The national party does now get to be the principal opposition in Bengal, with the Left all but gone into oblivion, along with the Congress.

There were other factors responsible for the triumph of the extraordinary woman in hawai chappals, with her foot famously plastered, who got the better of the PM and the big guns of the Union Cabinet. For, when Goliaths rain down with all their might and fury Davids do come through as heroic. Mamata Banerjee, the only woman chief minister in India at present, has always been exceptional in giving women representation in both the Lok Sabha and the Assembly.

The Bengal mandate was also a victory for federalism, as is that in Tamil Nadu and Kerala. The BJP dream of ‘one nation one poll’ certainly looks more distant after this round of state polls. India’s federal nature has been reasserted and the numbers are not good for India’s pre-eminent party. Add to the Bengal defeat the zero balance from Kerala, a state where the RSS cadres are always in pitched battles with the Left cadres, the latter now triumphant; on top of that is the decisive win for the DMK-led front in Tamil Nadu, and we have a reminder that all of India is not under the sway of the Prime Minister and his resource-rich party.
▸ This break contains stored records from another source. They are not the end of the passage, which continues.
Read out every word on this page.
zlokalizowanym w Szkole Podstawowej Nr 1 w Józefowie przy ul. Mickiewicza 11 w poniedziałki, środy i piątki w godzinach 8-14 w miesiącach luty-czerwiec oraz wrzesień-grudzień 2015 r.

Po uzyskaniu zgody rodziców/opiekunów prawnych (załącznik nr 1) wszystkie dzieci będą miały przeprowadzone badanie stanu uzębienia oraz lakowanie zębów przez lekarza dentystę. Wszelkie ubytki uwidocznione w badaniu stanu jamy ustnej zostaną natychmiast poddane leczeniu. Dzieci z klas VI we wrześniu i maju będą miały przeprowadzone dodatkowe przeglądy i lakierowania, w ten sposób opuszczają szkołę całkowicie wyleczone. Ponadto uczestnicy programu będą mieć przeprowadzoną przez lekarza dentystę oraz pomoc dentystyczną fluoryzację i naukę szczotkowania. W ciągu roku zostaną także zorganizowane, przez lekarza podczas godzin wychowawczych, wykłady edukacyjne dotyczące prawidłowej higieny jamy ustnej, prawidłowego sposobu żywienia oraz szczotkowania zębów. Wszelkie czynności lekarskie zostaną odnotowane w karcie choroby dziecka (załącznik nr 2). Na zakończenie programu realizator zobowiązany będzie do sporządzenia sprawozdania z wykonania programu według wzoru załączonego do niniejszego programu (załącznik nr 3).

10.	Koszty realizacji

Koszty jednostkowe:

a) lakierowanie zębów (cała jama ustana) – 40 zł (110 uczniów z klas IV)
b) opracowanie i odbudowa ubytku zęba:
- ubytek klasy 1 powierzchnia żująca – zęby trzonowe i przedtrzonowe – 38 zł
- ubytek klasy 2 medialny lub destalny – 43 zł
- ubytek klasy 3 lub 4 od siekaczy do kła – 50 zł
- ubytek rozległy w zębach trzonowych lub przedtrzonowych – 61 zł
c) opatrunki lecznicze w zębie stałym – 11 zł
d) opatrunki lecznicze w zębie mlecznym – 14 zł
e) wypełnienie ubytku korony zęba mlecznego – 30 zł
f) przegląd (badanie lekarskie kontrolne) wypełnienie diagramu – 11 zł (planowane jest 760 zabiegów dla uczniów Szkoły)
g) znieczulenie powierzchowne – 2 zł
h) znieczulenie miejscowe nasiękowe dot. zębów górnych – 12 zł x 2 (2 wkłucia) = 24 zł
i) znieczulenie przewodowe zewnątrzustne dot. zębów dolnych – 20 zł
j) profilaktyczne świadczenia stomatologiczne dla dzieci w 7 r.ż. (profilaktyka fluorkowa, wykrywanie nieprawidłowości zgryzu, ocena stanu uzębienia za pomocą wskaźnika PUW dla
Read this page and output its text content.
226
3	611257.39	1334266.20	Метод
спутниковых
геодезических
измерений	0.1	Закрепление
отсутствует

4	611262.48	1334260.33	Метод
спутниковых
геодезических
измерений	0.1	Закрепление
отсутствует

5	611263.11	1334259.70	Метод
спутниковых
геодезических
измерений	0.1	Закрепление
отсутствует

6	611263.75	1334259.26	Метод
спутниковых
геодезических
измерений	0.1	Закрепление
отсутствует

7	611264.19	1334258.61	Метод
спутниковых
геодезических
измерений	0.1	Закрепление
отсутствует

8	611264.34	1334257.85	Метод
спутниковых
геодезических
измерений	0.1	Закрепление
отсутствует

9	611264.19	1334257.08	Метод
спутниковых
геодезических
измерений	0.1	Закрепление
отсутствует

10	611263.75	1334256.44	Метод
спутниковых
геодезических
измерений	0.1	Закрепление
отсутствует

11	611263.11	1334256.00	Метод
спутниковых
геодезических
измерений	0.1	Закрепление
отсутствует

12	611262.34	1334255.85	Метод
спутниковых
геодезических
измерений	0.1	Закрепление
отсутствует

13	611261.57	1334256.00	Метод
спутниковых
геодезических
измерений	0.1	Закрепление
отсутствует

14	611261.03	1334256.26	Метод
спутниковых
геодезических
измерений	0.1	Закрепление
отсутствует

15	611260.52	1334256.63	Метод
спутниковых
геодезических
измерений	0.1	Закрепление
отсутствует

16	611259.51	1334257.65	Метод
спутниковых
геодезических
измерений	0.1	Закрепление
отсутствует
True, the BJP retained power in Assam. And IT cell chief Amit Malviya (also co-in-charge for Bengal) was spotted on a TV channel saying that it would be wrong to deduce that the PM’s popularity is coming down as the party is likely to be a partner in an alliance that has come to power in a front in the Union Territory of Puducherry. Since the BJP will not get the CM’s post there, Malviya’s serious defence on May 2 was a comic clutching at straws.

The next round of state elections takes place in Punjab and Uttar Pradesh in early 2022. The protest against the farm laws is now a part of a lived reality of Punjab and there is nothing to suggest that the BJP could make a mark in the state whose farmers are shuttling between the borders of Delhi and their farms. And then there is UP that has just concluded a four-phase panchayat poll in the course of which reportedly 700 teachers forced to do election duty died due to Covid-19; that’s besides the thousands who have perished from the virus in the state accused of undercounting the dead.

At this stage, there does not appear to be a strong political opposition in UP, but extraordinary circumstances have consequences. Chief Minister Yogi Adityanath had campaigned vigorously in Bengal where he promised to create, as he had in UP, anti-Romeo squads once the BJP came to power because he said women of Bengal were not safe with the TMC — his way of dog-whistling about minorities.

Clearly, the people of Bengal had no desire for such offerings from the Hindi heartland Chief Minister. They have their own language, idiom, politics and culture to follow in the streams, forests and meadows of Bengal. They have sorely disappointed the BJP at a time the national party needed the oxygen of victory.